US Defence Secretary Robert Gates was set to meet Iraqi leaders Thursday after talks in Saudi Arabia where he sharply criticised Iran for exploiting unrest in the Gulf region and elsewhere.
Gates, who arrived in Baghdad on an unannounced visit Wednesday, will hold talks with Prime Minister Nuri al-Maliki and President Jalal Talabani, according to officials travelling with him, and visit American troops who ended combat operations in August ahead of a scheduled withdrawal by the end of this year.
Iran and regional developments figured in discussions during his short stop in Saudi Arabia, where he held talks with King Abdullah.
Gates's discussions with Abdullah took place against a backdrop of unrest and uprisings that have been sweeping the Arab world.
"We talked about how to prevent disruptive actions and extremist organisations trying to take advantage of the turbulences in the region," he said after the meeting.
"We already have evidence that the Iranians are trying to exploit the situation in Bahrain and we also have evidence that they're talking about what they can do to create problems elsewhere," Gates said, referring to Shiite-led protests crushed by the Sunni monarchy.
Gates was also expected to travel to northern Iraq for talks with Massud Barzani, president of the autonomous Kurdish region.
"The secretary will make a powerful case that it's important that we get a counterpart because we have some stuff to work out and it's in both our interests to make sure the ISF (Iraqi Security Forces) are in the right place at the end of 2011," an official said on condition of anonymity.
A senior US defense official said the Pentagon chief would also express support for Iraqi officials to "complete the government formation process, particularly to get security ministries dealt with."
More than a year after an indecisive general election, Iraq still has no defence, interior or national security ministers, even though Maliki stitched together a deal to form a national unity government in December.

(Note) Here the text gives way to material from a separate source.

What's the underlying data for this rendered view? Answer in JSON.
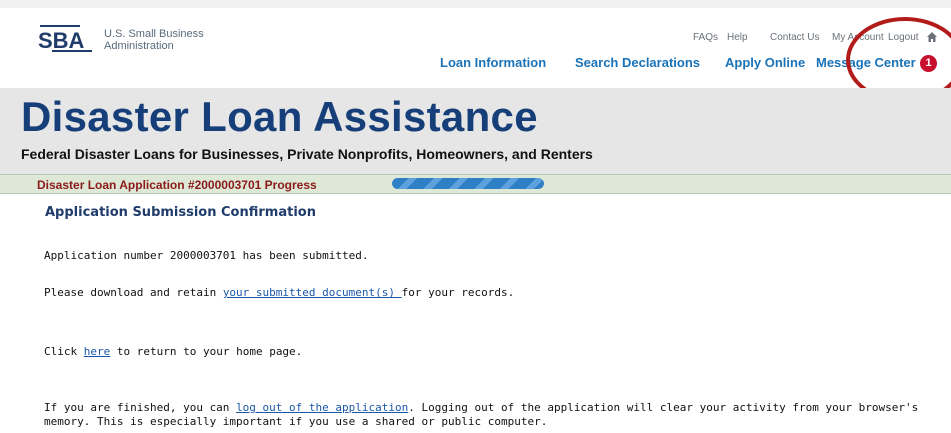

Fewer than 50,000 US troops are currently in Iraq, down from a peak of more than 170,000 and ahead of the planned full withdrawal in late 2011.
Asked about a possible extension of the US military mission in Iraq, the defence official said Gates did not rule that out, but the request must come from Iraq.
"The ball is in their court," he said. "It would probably be in their interest to ask for it sooner rather than later because we're starting to run out of months."
General Babak Zebari, the Iraqi armed forces chief of staff, has warned that the US withdrawal was premature, saying his forces would not be able to ensure full security before 2020.
Gates told the US House of Representatives' Armed Services Committee in February that Baghdad would face sizeable "problems" after the withdrawal.
"There is certainly, on our part, an interest in having an additional presence" above levels set by a 2008 accord, he said.
The defense chief also predicted Iraqis will be unable to protect their own airspace, face intelligence challenges and "have problems with logistics and maintenance."
US Ambassador James Jeffrey told reporters on Friday that the 2008 agreement could be renegotiated by either side, but that Iraqi leaders had made no such request and Washington was going ahead with the pullout as planned.
The troop withdrawal is expected to accelerate from late summer, the defence official said.
He said Iraq would continue to face attacks by Al-Qaeda and other militant groups after this year, but that Washington did not see that as "a strategic threat to the overall stability" of the country.
Al-Qaeda's Iraq affiliate claimed responsibility for a March 29 suicide bombing in Tikrit in which 58 people died and 97 were wounded, according to SITE, a US group that monitors extremist websites.